Daher wundern Sie sich bitte nicht, dass diese Seite hier nicht mit einer Trimmanleitung beginnen wird. Natürlich werden wir Ihnen diese nicht vorenthalten.

Die Hinweise zur Pflege und insbesondere die Trimmanleitung wurde möglich dank der freundlichen Unterstützung von Petra Gorschlüter. Sie ist Züchtern von Bouvier des Flandres unter dem Zwingernamen “von der Höh“ und ohne Ihre Hilfe wäre dieses Projekt nicht möglich geworden. Danke, Petra!

Danke auch an unser wunderschönes Modell, das sich für die vielen Aufnahmen zur Dokumentation der Trimmanaleitung zur Verfügung gestellt hat!

Also: Nehmen Sie sich doch vielleicht eine Tasse Kaffee oder Tee, machen Sie es sich gemütlich und viel Spaß, beim Lesen !
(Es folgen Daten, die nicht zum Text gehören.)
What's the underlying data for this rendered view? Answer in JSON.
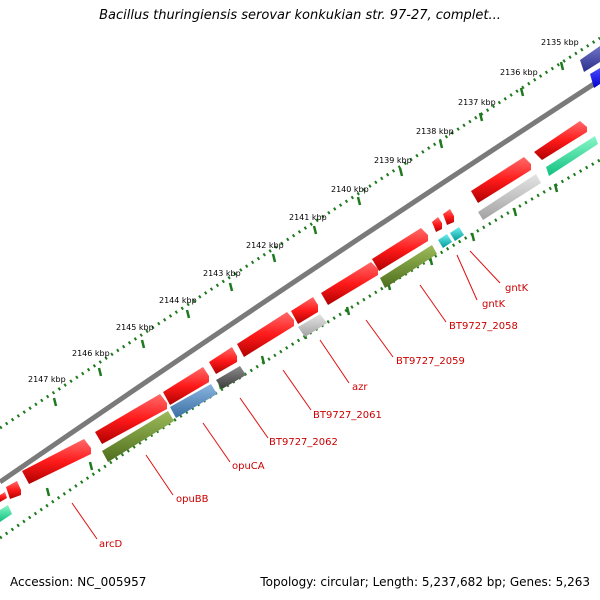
{
  "title": "Bacillus thuringiensis serovar konkukian str. 97-27, complet...",
  "footer": {
    "accession": "Accession: NC_005957",
    "summary": "Topology: circular; Length: 5,237,682 bp; Genes: 5,263"
  },
  "colors": {
    "backbone": "#7a7a7a",
    "ruler_ticks": "#1f7a1f",
    "label_red": "#cc0000",
    "leader_line": "#e01010"
  },
  "ruler_labels": [
    "2135 kbp",
    "2136 kbp",
    "2137 kbp",
    "2138 kbp",
    "2139 kbp",
    "2140 kbp",
    "2141 kbp",
    "2142 kbp",
    "2143 kbp",
    "2144 kbp",
    "2145 kbp",
    "2146 kbp",
    "2147 kbp"
  ],
  "gene_labels": [
    "gntK",
    "gntK",
    "BT9727_2058",
    "BT9727_2059",
    "azr",
    "BT9727_2061",
    "BT9727_2062",
    "opuCA",
    "opuBB",
    "arcD"
  ]
}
1. Die Pflege des Bouviers

Diese oft in harten Lettern angedrohte Arbeit, die einem mit einem Bouvier bevorsteht, sieht im echten Leben folgendes vor:

Sie sollten Ihren Bouvier so etwa einmal in der Woche gut durchkämmen!
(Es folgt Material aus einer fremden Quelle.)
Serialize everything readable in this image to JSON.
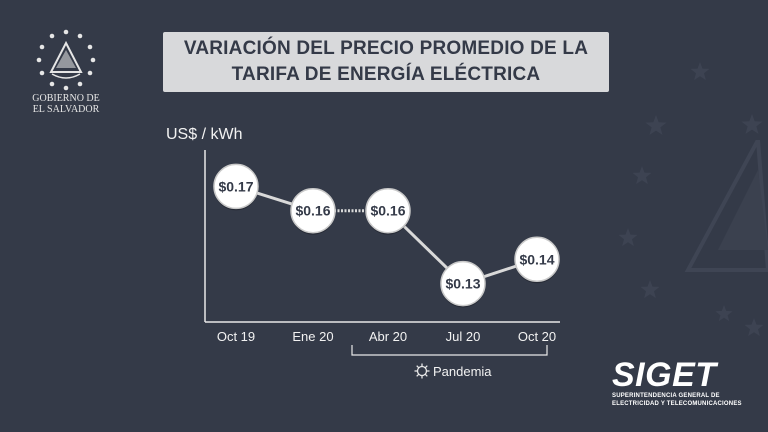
{
  "branding": {
    "government_line1": "GOBIERNO DE",
    "government_line2": "EL SALVADOR",
    "siget_name": "SIGET",
    "siget_line1": "SUPERINTENDENCIA GENERAL DE",
    "siget_line2": "ELECTRICIDAD Y TELECOMUNICACIONES"
  },
  "title_line1": "VARIACIÓN DEL PRECIO PROMEDIO DE LA",
  "title_line2": "TARIFA DE ENERGÍA ELÉCTRICA",
  "colors": {
    "background": "#343a48",
    "title_box": "#d8d9db",
    "line": "#d9d9d9",
    "marker_fill": "#ffffff",
    "text": "#f2f2f2"
  },
  "icons": {
    "pandemic": "virus-icon",
    "seal": "coat-of-arms-icon"
  },
  "chart_data": {
    "type": "line",
    "ylabel": "US$ / kWh",
    "categories": [
      "Oct 19",
      "Ene 20",
      "Abr 20",
      "Jul 20",
      "Oct 20"
    ],
    "values": [
      0.17,
      0.16,
      0.16,
      0.13,
      0.14
    ],
    "data_labels": [
      "$0.17",
      "$0.16",
      "$0.16",
      "$0.13",
      "$0.14"
    ],
    "ylim": [
      0.115,
      0.185
    ],
    "grid": false,
    "annotations": [
      {
        "text": "Pandemia",
        "from": "Abr 20",
        "to": "Oct 20"
      }
    ]
  }
}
Je nachdem, wie lang das Fell Ihres Hundes ist und wo er sich in den letzten Tagen so herum getrieben hat und was sich entsprechend alles im Fell gehalten hat, kann diese Arbeit schon mal locker 30-45 Minuten in Anspruch nehmen.
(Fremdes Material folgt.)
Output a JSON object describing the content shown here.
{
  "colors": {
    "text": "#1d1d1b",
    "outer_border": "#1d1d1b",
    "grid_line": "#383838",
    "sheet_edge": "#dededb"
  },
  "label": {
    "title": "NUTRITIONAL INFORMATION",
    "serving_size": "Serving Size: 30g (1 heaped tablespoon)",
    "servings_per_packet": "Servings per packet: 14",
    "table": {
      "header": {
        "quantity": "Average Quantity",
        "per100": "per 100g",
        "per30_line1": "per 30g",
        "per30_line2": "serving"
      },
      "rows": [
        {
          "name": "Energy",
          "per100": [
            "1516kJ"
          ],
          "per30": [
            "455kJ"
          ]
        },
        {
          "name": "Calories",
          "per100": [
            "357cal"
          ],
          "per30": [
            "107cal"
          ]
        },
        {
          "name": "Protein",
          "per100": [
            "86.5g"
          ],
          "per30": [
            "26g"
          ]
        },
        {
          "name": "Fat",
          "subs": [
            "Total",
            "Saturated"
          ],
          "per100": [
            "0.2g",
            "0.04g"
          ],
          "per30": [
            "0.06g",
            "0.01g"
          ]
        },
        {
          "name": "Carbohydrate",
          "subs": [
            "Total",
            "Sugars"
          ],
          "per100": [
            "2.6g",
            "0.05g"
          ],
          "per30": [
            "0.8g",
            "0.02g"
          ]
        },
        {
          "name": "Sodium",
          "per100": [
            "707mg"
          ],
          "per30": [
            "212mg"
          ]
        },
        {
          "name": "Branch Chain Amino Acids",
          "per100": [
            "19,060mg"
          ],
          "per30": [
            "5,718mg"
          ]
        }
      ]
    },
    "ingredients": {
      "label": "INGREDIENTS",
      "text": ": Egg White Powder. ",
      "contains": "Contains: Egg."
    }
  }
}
Idealerweise haben Sie ihren Bouvier als Welpen daran gewöhnt, dass er dazu auf einem Tisch steht. Seien Sie sich selbst nicht böse, wenn Ihrer es gerade nicht so perfekt macht. Unterhalten Sie sich mit 20 Bouvier-Menschen, dann geben oft 15 von denen zu, dass das mit dem auf dem Tisch stehen mal klappt und mal nicht.

Aber es hilft ungemein, schont den Rücken und der Hund hat einen abgrenzbaren Bereich und Zeitraum, in dem sein Fell einfach mal Ihnen gehört.

Beginnen Sie die Pflege des Hundes bitte mit einer Bürste.

Nehmen Sie z.B. die folgende:

Die Pflege des BouviersDie Pflege des Bouviers

Diese Bürste ist relativ weich, gibt den Oberflächen des Körpers Ihres Bären nach und dient dazu, das längere Fell zu „öffnen“. Das bedeutet: Die sich in den Spitzen gebildeten Knoten werden gelöst, das ganze Fell schon einmal aufgelockert und wie man der Bürste ansieht, auch totes Fell bereits entfernt.

Gehen Sie dabei am besten mit dem Strich den Felles, also immer in Wuchsrichtung. Man kann zum Beispiel am Nacken beginnen, den Rücken entlang kämmen, dann links und rechts von der Wirbelsäule die Seiten, von vorne nach hinten und zum Schluss dann die Beine, die Rute und den Bart.

Die Pflege des Bouviers

Dann kommt der Kamm dran. Er sollte recht lange und nicht zu eng stehende Zanken haben!

Mit dem Kamm geht man dann richtig durch bis auf die Haut. Es hilft, wenn man mit der einen Hand die Haut des Hundes sanft hält und dann mit der anderen kämmt.

Ähnlich uns Frauen, die wir uns auch das längere Haar weiter oben festhalten, damit es weiter unten, wo der Knoten raus muss, nicht so ziept, hilft das auch dem Bären, die Prozedur durchzuhalten.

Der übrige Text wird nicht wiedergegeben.